Air Canada ne tolère pas les délais... de la part de ses clients qui lui soumettent une réclamation pour des frais encourus à cause du retard de leurs bagages.

Stéphanie Grammond

Air Canada ne tolère pas les délais... de la part de ses clients qui lui soumettent une réclamation pour des frais encourus à cause du retard de leurs bagages.

Ainsi, Daniel Pilon a cru qu'il ne verrait jamais la couleur de son argent. Son histoire remonte à un voyage de ski à Whistler en mars dernier. Avec son épouse et ses deux enfants, M. Pilon s'envole de Montréal vers Vancouver, en passant par Toronto. Arrivé à destination, il manque deux paires de skis et trois valises.

Après avoir laissé patienté la famille quatre heures à l'aéroport, Air Canada promet de livrer les bagages manquants à la montagne, le lendemain à la première heure. Mais le matin suivant, rien.

M. Pilon téléphone au service de réclamation des bagages. On lui propose d'attendre une journée avant de se lancer sur les pentes. Pas question! Chaque journée compte, rétorque M. Pilon. Face à son insistance, on l'autorise à louer l'équipement.

La famille se retrouve au magasin de location... avec une quinzaine d'autres passagers du même vol dont les bagages sont aussi en retard. La famille loue skis, bottes, bâtons, casques et achète certains sous-vêtements. La facture s'élève à 490$. "On est allés au minimum", assure M. Pilon.

La nuit suivante (vers quatre heures!), la famille reçoit coup de téléphone l'avisant que tout son matériel serait livré à 6 heures. Enfin! La famille peut profiter de son séjour sans autre dérapage... si ce n'est qu'Air Canada a aussi égaré ses skis au retour!

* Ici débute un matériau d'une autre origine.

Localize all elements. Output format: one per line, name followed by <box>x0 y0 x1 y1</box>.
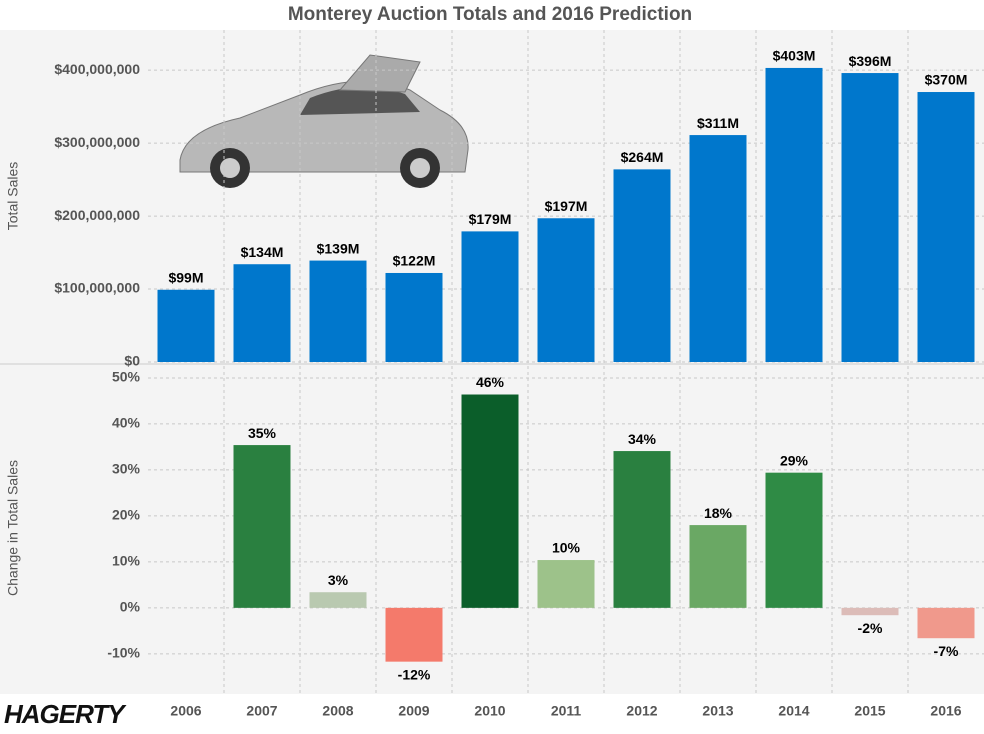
value-label: $370M <box>925 72 968 88</box>
x-tick-label: 2010 <box>474 703 505 719</box>
bar <box>537 218 595 362</box>
y-tick-label: $400,000,000 <box>54 61 140 77</box>
bar <box>613 169 671 362</box>
value-label: 10% <box>552 540 581 556</box>
car-illustration <box>179 54 469 188</box>
bar <box>765 472 823 608</box>
value-label: $134M <box>241 244 284 260</box>
value-label: $197M <box>545 198 588 214</box>
bar <box>689 525 747 608</box>
y-tick-label: 0% <box>120 599 141 615</box>
bar <box>309 592 367 608</box>
value-label: 46% <box>476 374 505 390</box>
x-tick-label: 2012 <box>626 703 657 719</box>
value-label: 18% <box>704 505 733 521</box>
x-tick-label: 2015 <box>854 703 885 719</box>
value-label: $264M <box>621 149 664 165</box>
y-tick-label: 40% <box>112 415 141 431</box>
y-axis-title: Total Sales <box>5 162 21 230</box>
y-tick-label: 30% <box>112 461 141 477</box>
bar <box>461 231 519 362</box>
x-tick-label: 2013 <box>702 703 733 719</box>
value-label: $403M <box>773 48 816 64</box>
value-label: -2% <box>858 620 883 636</box>
value-label: $122M <box>393 253 436 269</box>
bar <box>385 607 443 662</box>
bar <box>385 272 443 362</box>
y-tick-label: $100,000,000 <box>54 280 140 296</box>
bar <box>537 560 595 608</box>
x-tick-label: 2008 <box>322 703 353 719</box>
bar <box>613 451 671 608</box>
bar <box>309 260 367 362</box>
value-label: $311M <box>697 115 739 131</box>
value-label: $99M <box>168 269 203 285</box>
y-tick-label: $300,000,000 <box>54 134 140 150</box>
bar <box>689 135 747 362</box>
y-tick-label: 10% <box>112 553 141 569</box>
value-label: 35% <box>248 425 277 441</box>
x-tick-label: 2014 <box>778 703 809 719</box>
value-label: $179M <box>469 211 512 227</box>
bar <box>841 607 899 616</box>
value-label: 29% <box>780 452 809 468</box>
value-label: $139M <box>317 240 360 256</box>
bar <box>461 394 519 608</box>
x-tick-label: 2016 <box>930 703 961 719</box>
bar <box>917 607 975 639</box>
value-label: 34% <box>628 431 657 447</box>
bar <box>917 92 975 363</box>
bar <box>157 289 215 362</box>
y-tick-label: $200,000,000 <box>54 207 140 223</box>
bar <box>233 445 291 608</box>
bar <box>765 67 823 362</box>
y-tick-label: -10% <box>107 645 140 661</box>
x-tick-label: 2009 <box>398 703 429 719</box>
y-tick-label: $0 <box>124 353 140 369</box>
value-label: 3% <box>328 572 349 588</box>
x-tick-label: 2011 <box>551 703 582 719</box>
value-label: $396M <box>849 53 892 69</box>
y-tick-label: 50% <box>112 369 141 385</box>
x-tick-label: 2006 <box>170 703 201 719</box>
y-tick-label: 20% <box>112 507 141 523</box>
y-axis-title: Change in Total Sales <box>5 460 21 596</box>
x-tick-label: 2007 <box>246 703 277 719</box>
bar <box>233 264 291 362</box>
value-label: -12% <box>398 666 431 682</box>
logo: HAGERTY <box>4 699 127 729</box>
bar <box>841 73 899 363</box>
value-label: -7% <box>934 643 959 659</box>
chart-title: Monterey Auction Totals and 2016 Predict… <box>288 4 692 25</box>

Revenu à Montréal, M. Pilon tarde jusqu'en juillet avant de soumettre sa réclamation. La réponse d'Air Canada lui scie les jambes: "Étant donné que votre réclamation a été présentée après le délai prévu, nous devons la décliner", lui écrit-on, sans prendre la peine de préciser le délai en question.

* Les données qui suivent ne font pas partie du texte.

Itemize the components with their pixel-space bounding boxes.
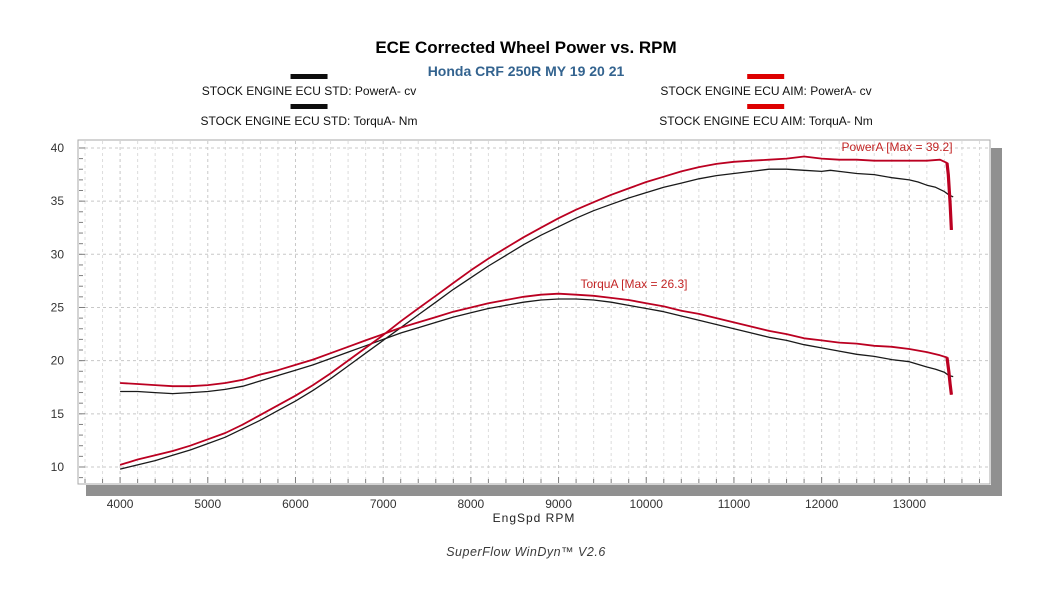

"Essuyer une fin de non-recevoir pour des questions de délai périmé, c'est comme ajouter l'insulte à l'injure", s'enflamme M. Pilon.

Il contacte alors La Presse Affaires. La porte-parole d'Air Canada, Isabelle Arthur, nous a signalé que toute l'information à propos des bagages égarés se trouvait sur son site internet. En effet, les voyageurs peuvent y apprendre une foule de détails importants. Entre autres:

*Ils doivent signaler le retard de bagage dès leur arrivée à destination, sans quoi Air Canada se dégage de toute responsabilité.

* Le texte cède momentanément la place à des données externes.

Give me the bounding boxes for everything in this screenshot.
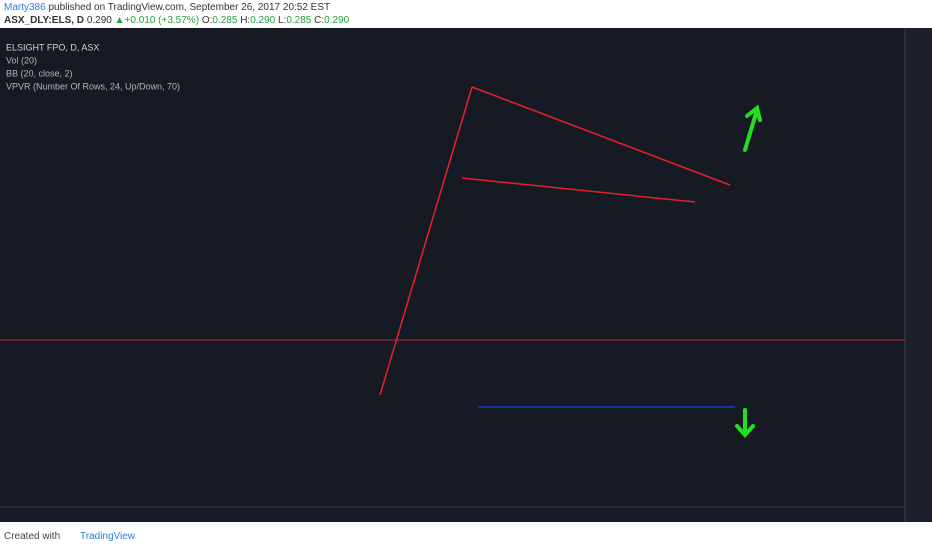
header: Marty386 published on TradingView.com, S… [0,0,932,28]
last: 0.290 [86,15,112,26]
l-label: L: [278,15,287,26]
author[interactable]: Marty386 [4,2,46,13]
created: Created with [4,531,61,542]
symbol: ASX_DLY:ELS, D [4,15,85,26]
trendline [379,86,473,396]
c-label: C: [314,15,325,26]
brand[interactable]: TradingView [80,531,136,542]
chart: ELSIGHT FPO, D, ASX Vol (20) BB (20, clo… [0,28,932,522]
indicator-label: Vol (20) [6,55,37,65]
up-arrow [743,104,762,152]
trendline [471,86,731,186]
arrow: ▲ [114,15,125,26]
indicator-label: VPVR (Number Of Rows, 24, Up/Down, 70) [6,81,180,91]
indicator-label: BB (20, close, 2) [6,68,73,78]
published: published on TradingView.com, September … [48,2,331,13]
publish-line: Marty386 published on TradingView.com, S… [4,2,330,13]
trendlines [379,86,731,396]
down-arrow [735,408,755,439]
low: 0.285 [286,15,312,26]
high: 0.290 [250,15,276,26]
arrows [735,104,762,439]
footer: Created with TradingView [0,522,932,550]
open: 0.285 [212,15,238,26]
o-label: O: [201,15,213,26]
chart-bg [0,28,932,522]
price-axis-bg [905,28,932,522]
quote-line: ASX_DLY:ELS, D 0.290 ▲+0.010 (+3.57%) O:… [4,15,349,26]
h-label: H: [240,15,251,26]
close: 0.290 [324,15,350,26]
chart-title: ELSIGHT FPO, D, ASX [6,42,99,52]
trendline [461,177,696,203]
change: +0.010 (+3.57%) [124,15,200,26]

*Ils doivent obtenir l'autorisation d'Air Canada avant d'encourir des dépenses.

*Dans leur réclamation, ils doivent fournir les reçus originaux; leur numéro de dossier WorldTracer (c'est le système de gestion de suivi de bagage); les données sur le vol et les passagers; les étiquettes de bagages et les cartes d'accès à bord.

Toutefois, le site web d'Air Canada ne fait aucune mention du délai à respecter pour soumettre la réclamation. "Un oubli", nous a dit Mme Arthur, promettant d'insérer le détail au plus tôt.

Mais elle ajoute que dans la procédure, "l'information est donnée verbalement par le préposé qui autorise les dépenses." Or, M. Pilon est formel: "Les préposés d'Air Canada, tant à Vancouver qu'à Montréal, ne nous ont jamais avisé d'un délai pour réclamer."

Se fiant à sa bonne foi, Air Canada a donc décidé de revenir sur sa décision: "Nous allons contacter le client pour retravailler le dossier avec lui", a assuré Mme Arthur.

À propos, quel est le fameux délai? Les voyageurs disposent de 21 jours après avoir reçu l'autorisation de procéder aux dépenses. Cela laisse peu de temps. Ceux qui partent pour plus de trois semaines, n'ont même pas le temps de rentrer chez eux. Mais Air Canada fait preuve de souplesse, soutient Mme Arthur: "On met une note au dossier. Il n'y aura pas de problème."